Гостиная с синим ковром и коричневыми покойными креслами. Такая же, как в те годы. Когда матери говорили, ты так проносишься через гостиную, словно это зал ожидания. Выпускная фотография Шарлотты, стоящей между других девушек в белых платьях. На пороге супружества. Или в начале череды лет, ведущей к участи старой девы.

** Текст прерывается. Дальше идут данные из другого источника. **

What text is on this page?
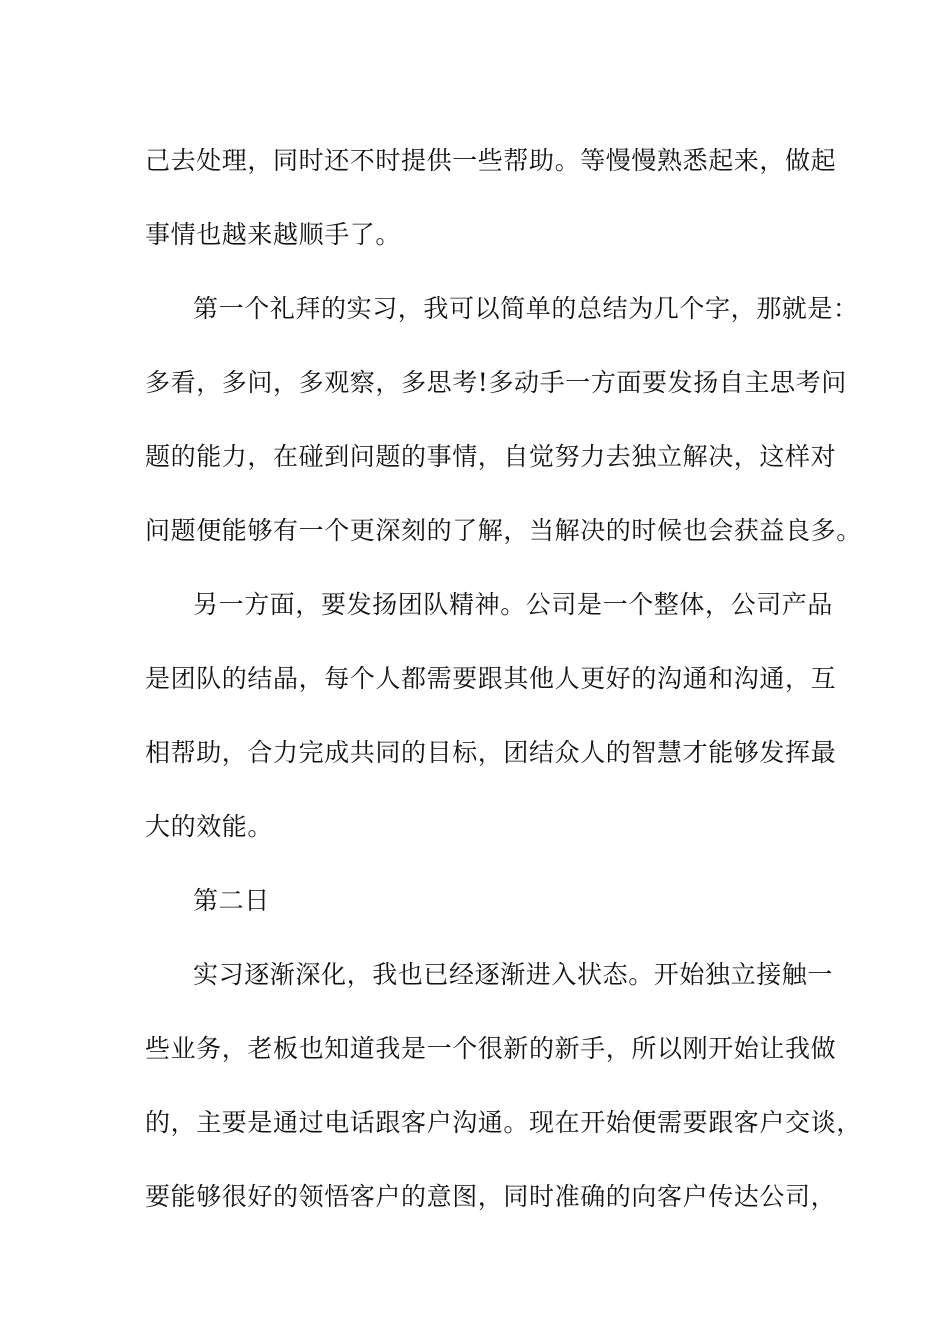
己去处理，同时还不时提供一些帮助。等慢慢熟悉起来，做起
事情也越来越顺手了。
第一个礼拜的实习，我可以简单的总结为几个字，那就是：
多看，多问，多观察，多思考!多动手一方面要发扬自主思考问
题的能力，在碰到问题的事情，自觉努力去独立解决，这样对
问题便能够有一个更深刻的了解，当解决的时候也会获益良多。
另一方面，要发扬团队精神。公司是一个整体，公司产品
是团队的结晶，每个人都需要跟其他人更好的沟通和沟通，互
相帮助，合力完成共同的目标，团结众人的智慧才能够发挥最
大的效能。
第二日
实习逐渐深化，我也已经逐渐进入状态。开始独立接触一
些业务，老板也知道我是一个很新的新手，所以刚开始让我做
的，主要是通过电话跟客户沟通。现在开始便需要跟客户交谈，
要能够很好的领悟客户的意图，同时准确的向客户传达公司，
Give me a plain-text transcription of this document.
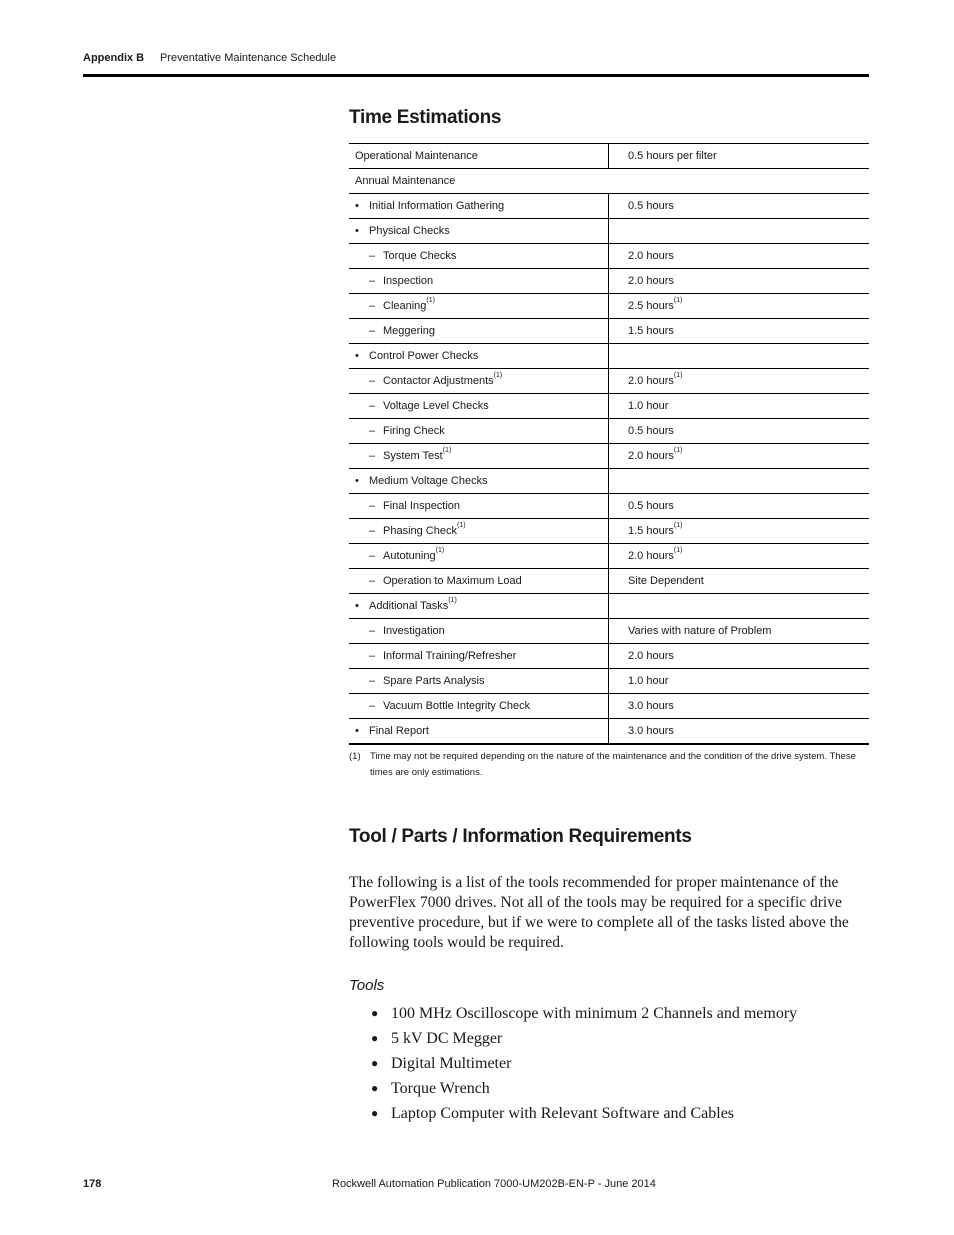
Appendix B	Preventative Maintenance Schedule
Time Estimations
Operational Maintenance	0.5 hours per filter
Annual Maintenance	
• Initial Information Gathering	0.5 hours
• Physical Checks	
– Torque Checks	2.0 hours
– Inspection	2.0 hours
– Cleaning$^{(1)}$	2.5 hours$^{(1)}$
– Meggering	1.5 hours
• Control Power Checks	
– Contactor Adjustments$^{(1)}$	2.0 hours$^{(1)}$
– Voltage Level Checks	1.0 hour
– Firing Check	0.5 hours
– System Test$^{(1)}$	2.0 hours$^{(1)}$
• Medium Voltage Checks	
– Final Inspection	0.5 hours
– Phasing Check$^{(1)}$	1.5 hours$^{(1)}$
– Autotuning$^{(1)}$	2.0 hours$^{(1)}$
– Operation to Maximum Load	Site Dependent
• Additional Tasks$^{(1)}$	
– Investigation	Varies with nature of Problem
– Informal Training/Refresher	2.0 hours
– Spare Parts Analysis	1.0 hour
– Vacuum Bottle Integrity Check	3.0 hours
• Final Report	3.0 hours
(1) Time may not be required depending on the nature of the maintenance and the condition of the drive system. These times are only estimations.
Tool / Parts / Information Requirements
The following is a list of the tools recommended for proper maintenance of the PowerFlex 7000 drives. Not all of the tools may be required for a specific drive preventive procedure, but if we were to complete all of the tasks listed above the following tools would be required.
Tools
● 100 MHz Oscilloscope with minimum 2 Channels and memory
● 5 kV DC Megger
● Digital Multimeter
● Torque Wrench
● Laptop Computer with Relevant Software and Cables
178	Rockwell Automation Publication 7000-UM202B-EN-P - June 2014
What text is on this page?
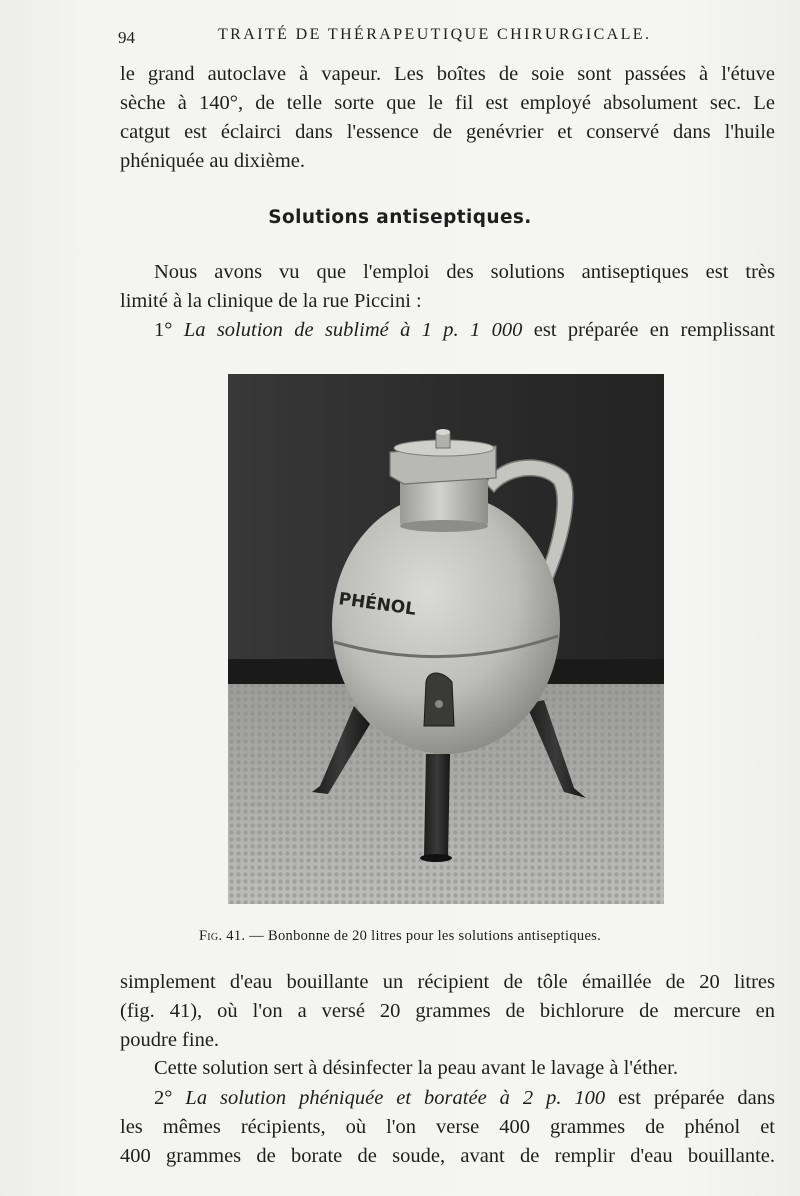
94	TRAITÉ DE THÉRAPEUTIQUE CHIRURGICALE.
le grand autoclave à vapeur. Les boîtes de soie sont passées à l'étuve
sèche à 140°, de telle sorte que le fil est employé absolument sec. Le
catgut est éclairci dans l'essence de genévrier et conservé dans l'huile
phéniquée au dixième.
Solutions antiseptiques.
Nous avons vu que l'emploi des solutions antiseptiques est très
limité à la clinique de la rue Piccini :
1° La solution de sublimé à 1 p. 1 000 est préparée en remplissant
PHÉNOL
Fig. 41. — Bonbonne de 20 litres pour les solutions antiseptiques.
simplement d'eau bouillante un récipient de tôle émaillée de 20 litres
(fig. 41), où l'on a versé 20 grammes de bichlorure de mercure en
poudre fine.
Cette solution sert à désinfecter la peau avant le lavage à l'éther.
2° La solution phéniquée et boratée à 2 p. 100 est préparée dans
les mêmes récipients, où l'on verse 400 grammes de phénol et
400 grammes de borate de soude, avant de remplir d'eau bouillante.
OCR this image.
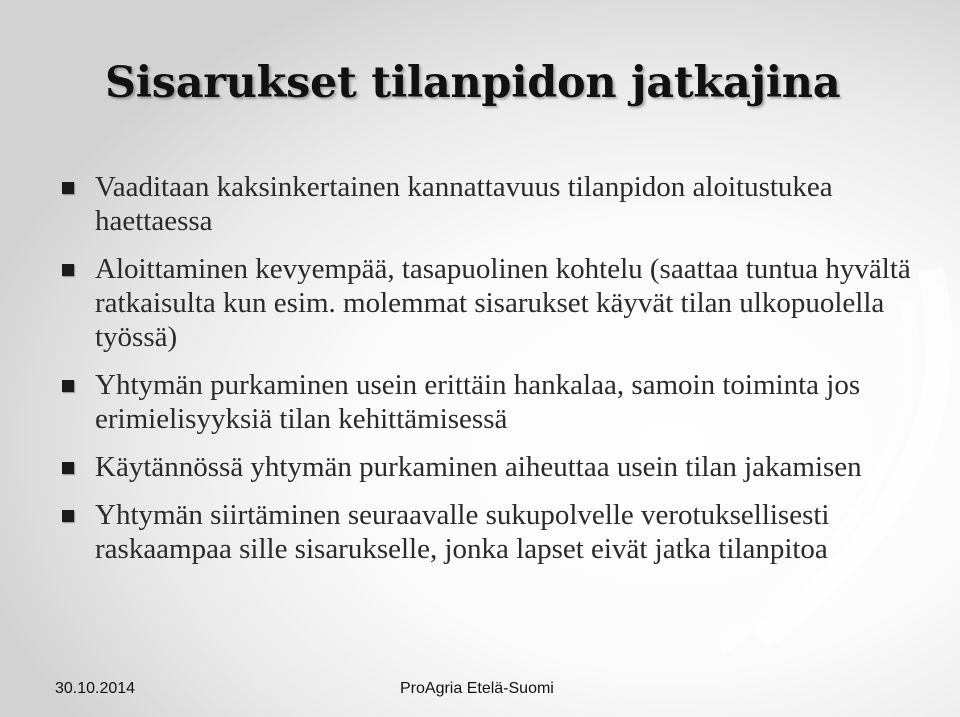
Sisarukset tilanpidon jatkajina
Vaaditaan kaksinkertainen kannattavuus tilanpidon aloitustukea haettaessa
Aloittaminen kevyempää, tasapuolinen kohtelu (saattaa tuntua hyvältä ratkaisulta kun esim. molemmat sisarukset käyvät tilan ulkopuolella työssä)
Yhtymän purkaminen usein erittäin hankalaa, samoin toiminta jos erimielisyyksiä tilan kehittämisessä
Käytännössä yhtymän purkaminen aiheuttaa usein tilan jakamisen
Yhtymän siirtäminen seuraavalle sukupolvelle verotuksellisesti raskaampaa sille sisarukselle, jonka lapset eivät jatka tilanpitoa
30.10.2014	ProAgria Etelä-Suomi
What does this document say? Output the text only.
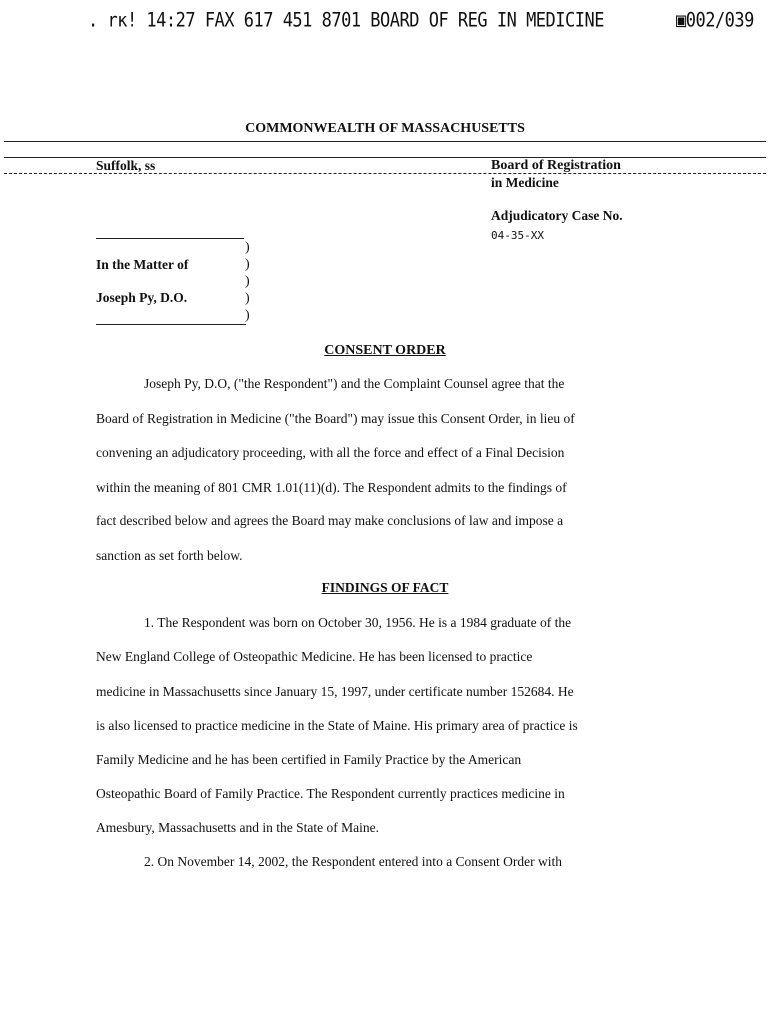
. rк! 14:27 FAX 617 451 8701 BOARD OF REG IN MEDICINE	▣002/039
COMMONWEALTH OF MASSACHUSETTS
Suffolk, ss	Board of Registration
in Medicine
Adjudicatory Case No.
04-35-XX
In the Matter of
Joseph Py, D.O.
)
)
)
)
)
CONSENT ORDER
Joseph Py, D.O, ("the Respondent") and the Complaint Counsel agree that the
Board of Registration in Medicine ("the Board") may issue this Consent Order, in lieu of
convening an adjudicatory proceeding, with all the force and effect of a Final Decision
within the meaning of 801 CMR 1.01(11)(d). The Respondent admits to the findings of
fact described below and agrees the Board may make conclusions of law and impose a
sanction as set forth below.
FINDINGS OF FACT
1. The Respondent was born on October 30, 1956. He is a 1984 graduate of the
New England College of Osteopathic Medicine. He has been licensed to practice
medicine in Massachusetts since January 15, 1997, under certificate number 152684. He
is also licensed to practice medicine in the State of Maine. His primary area of practice is
Family Medicine and he has been certified in Family Practice by the American
Osteopathic Board of Family Practice. The Respondent currently practices medicine in
Amesbury, Massachusetts and in the State of Maine.
2. On November 14, 2002, the Respondent entered into a Consent Order with
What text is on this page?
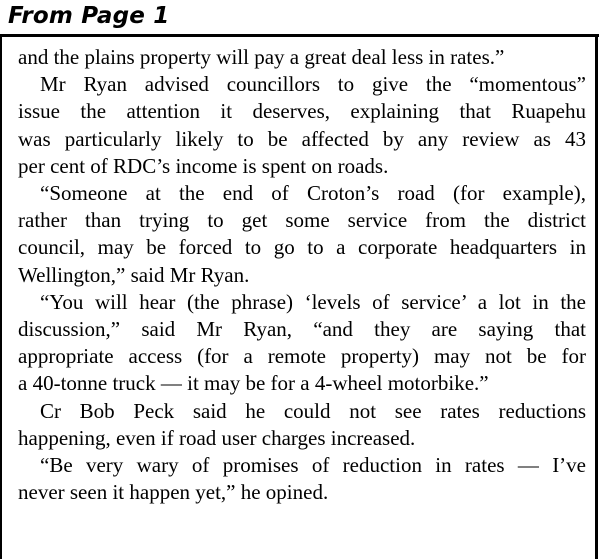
From Page 1

and the plains property will pay a great deal less in rates.”

Mr Ryan advised councillors to give the “momentous”
issue the attention it deserves, explaining that Ruapehu
was particularly likely to be affected by any review as 43
per cent of RDC’s income is spent on roads.

“Someone at the end of Croton’s road (for example),
rather than trying to get some service from the district
council, may be forced to go to a corporate headquarters in
Wellington,” said Mr Ryan.

“You will hear (the phrase) ‘levels of service’ a lot in the
discussion,” said Mr Ryan, “and they are saying that
appropriate access (for a remote property) may not be for
a 40-tonne truck — it may be for a 4-wheel motorbike.”

Cr Bob Peck said he could not see rates reductions
happening, even if road user charges increased.

“Be very wary of promises of reduction in rates — I’ve
never seen it happen yet,” he opined.
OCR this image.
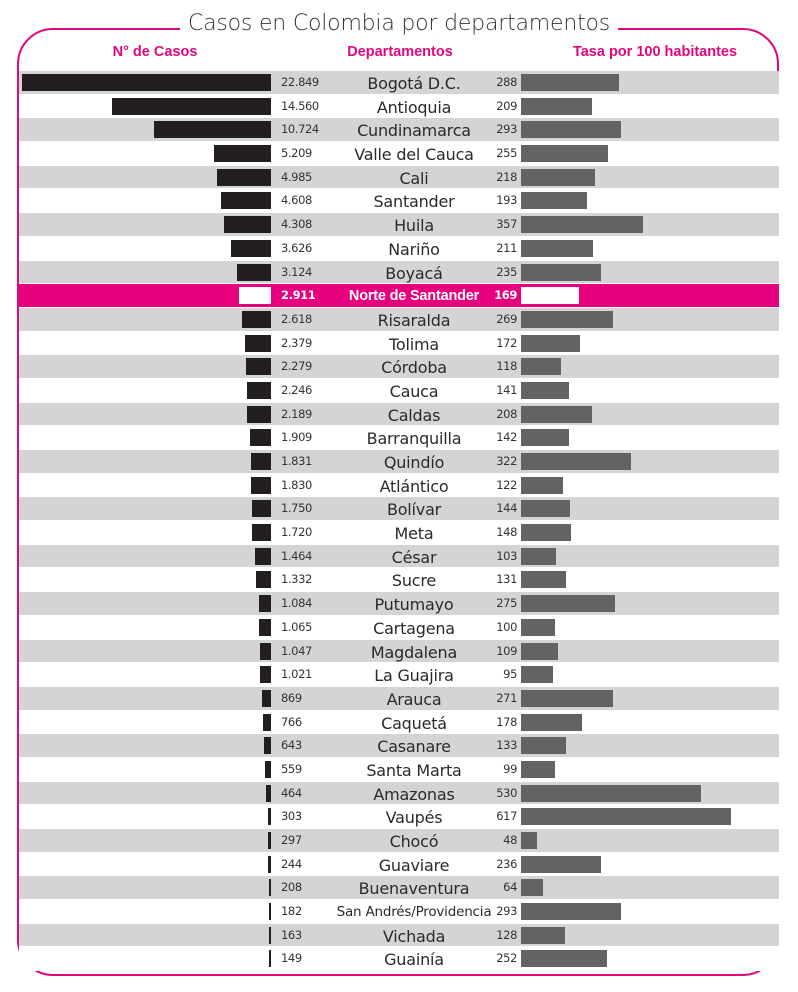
Casos en Colombia por departamentos
N° de Casos	Departamentos	Tasa por 100 habitantes
22.849	Bogotá D.C.	288
14.560	Antioquia	209
10.724	Cundinamarca	293
5.209	Valle del Cauca	255
4.985	Cali	218
4.608	Santander	193
4.308	Huila	357
3.626	Nariño	211
3.124	Boyacá	235
2.911	Norte de Santander	169
2.618	Risaralda	269
2.379	Tolima	172
2.279	Córdoba	118
2.246	Cauca	141
2.189	Caldas	208
1.909	Barranquilla	142
1.831	Quindío	322
1.830	Atlántico	122
1.750	Bolívar	144
1.720	Meta	148
1.464	César	103
1.332	Sucre	131
1.084	Putumayo	275
1.065	Cartagena	100
1.047	Magdalena	109
1.021	La Guajira	95
869	Arauca	271
766	Caquetá	178
643	Casanare	133
559	Santa Marta	99
464	Amazonas	530
303	Vaupés	617
297	Chocó	48
244	Guaviare	236
208	Buenaventura	64
182	San Andrés/Providencia 293
163	Vichada	128
149	Guainía	252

— Ой, дай-ка я тебя рассмотрю. Ты выглядишь как человек, много чего повидавший в жизни. Глупо звучит, я знаю. Но я-то совсем ничего в ней не повидала. Пива тебе принести.
— Да, пожалуйста.
— Конечно. Сейчас. Я так разволновалась, что прямо не знаю, за что хвататься. Только что вымыла голову. А волосы высохли и торчат куда-то не туда. Видимо, не в том пиве я их отполаскивала. Мам, где ты, Корнелиус Кристиан пришел.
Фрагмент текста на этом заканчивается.